Training and the mind: when moving means thinking
It is said that when a movement, whatever it is, it becomes automatic, the body has taken over a portion of the discipline that is deepening. As the mind does with concepts and notions, the body also remembers .
The concrete example? Starting a sport means trying out a wide range of movements that are initially unrelated to the brain. The first messy racquet shots, the unlikely attempts at dribbles are examples of actions that engage large areas of the brain, as they relate to the first phase of learning .
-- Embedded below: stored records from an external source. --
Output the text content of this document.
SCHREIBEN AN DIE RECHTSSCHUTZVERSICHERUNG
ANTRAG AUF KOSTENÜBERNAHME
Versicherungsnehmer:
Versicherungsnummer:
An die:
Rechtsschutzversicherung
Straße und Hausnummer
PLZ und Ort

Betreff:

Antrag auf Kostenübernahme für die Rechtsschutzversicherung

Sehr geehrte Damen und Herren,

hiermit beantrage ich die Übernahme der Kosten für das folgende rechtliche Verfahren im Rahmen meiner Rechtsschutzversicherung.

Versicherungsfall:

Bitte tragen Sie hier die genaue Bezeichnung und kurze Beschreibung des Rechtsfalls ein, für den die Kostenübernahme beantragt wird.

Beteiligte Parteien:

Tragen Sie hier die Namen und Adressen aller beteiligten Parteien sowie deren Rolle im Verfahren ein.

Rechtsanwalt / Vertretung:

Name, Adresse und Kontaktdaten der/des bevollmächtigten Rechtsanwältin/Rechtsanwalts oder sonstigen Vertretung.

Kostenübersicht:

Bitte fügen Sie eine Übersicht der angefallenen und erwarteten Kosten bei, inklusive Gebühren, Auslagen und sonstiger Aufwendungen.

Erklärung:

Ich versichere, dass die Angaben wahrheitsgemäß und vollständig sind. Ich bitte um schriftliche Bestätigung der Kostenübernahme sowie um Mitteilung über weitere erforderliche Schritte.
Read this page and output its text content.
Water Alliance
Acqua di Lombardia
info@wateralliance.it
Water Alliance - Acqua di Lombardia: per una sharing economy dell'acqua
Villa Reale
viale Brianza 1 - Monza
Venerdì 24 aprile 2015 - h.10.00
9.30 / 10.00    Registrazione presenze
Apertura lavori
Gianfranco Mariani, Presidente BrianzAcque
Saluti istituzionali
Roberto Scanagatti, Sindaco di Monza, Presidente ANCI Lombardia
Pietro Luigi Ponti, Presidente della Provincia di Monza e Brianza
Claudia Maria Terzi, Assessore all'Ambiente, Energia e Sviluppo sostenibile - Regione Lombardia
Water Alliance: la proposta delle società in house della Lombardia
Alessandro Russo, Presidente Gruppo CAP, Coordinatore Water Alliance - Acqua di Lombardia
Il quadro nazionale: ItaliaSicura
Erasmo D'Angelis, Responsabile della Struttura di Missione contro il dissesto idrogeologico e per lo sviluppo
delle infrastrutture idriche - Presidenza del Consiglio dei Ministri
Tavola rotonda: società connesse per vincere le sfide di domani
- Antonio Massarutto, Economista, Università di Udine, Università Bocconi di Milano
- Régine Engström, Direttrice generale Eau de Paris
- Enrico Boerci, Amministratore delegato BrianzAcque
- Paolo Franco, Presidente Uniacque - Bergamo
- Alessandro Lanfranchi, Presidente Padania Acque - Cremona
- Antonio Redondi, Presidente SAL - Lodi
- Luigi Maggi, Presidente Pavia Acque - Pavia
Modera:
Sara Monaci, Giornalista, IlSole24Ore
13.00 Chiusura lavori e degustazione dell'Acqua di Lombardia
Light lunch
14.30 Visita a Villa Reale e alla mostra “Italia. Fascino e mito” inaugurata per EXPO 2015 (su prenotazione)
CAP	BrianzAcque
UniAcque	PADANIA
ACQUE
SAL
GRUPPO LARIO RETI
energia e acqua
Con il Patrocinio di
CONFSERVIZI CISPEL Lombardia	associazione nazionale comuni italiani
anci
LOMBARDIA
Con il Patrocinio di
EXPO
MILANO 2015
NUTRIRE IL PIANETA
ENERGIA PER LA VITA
When instead the practice is deepened, the metabolism becomes accustomed and, at the mental level, a form of cognitive automatism is triggered in the brain by virtue of which work more restricted areas: essentially, part of the basal ganglia, the primary motor cortex and the cerebellum .
Internal memory of muscles
Once the learning phase has been overcome, the body develops an autonomous memory, as if it were moving without the help of thought. The central nervous system acts as a bridge between visual and motor capacity: the eyes capture the information that is translated into patterns of muscle activation. Imagine that every single muscle has an archive in it, a folder that contains various gestures in the form of files, a reservoir of actions.
Varying training techniques is important because it means developing the widest possible motor intelligence. Global training includes several movements that are performed simultaneously.
For example, a hockey player does not first learn to skate, then to drive the disc, and then to follow the game, but he immediately gets used to managing everything together.
Learning different instructions at the same time is a bit like tuning the instruments of the same orchestra : the motor system is in fact made up of networks of cells connected to each other, with different but overlapping tasks.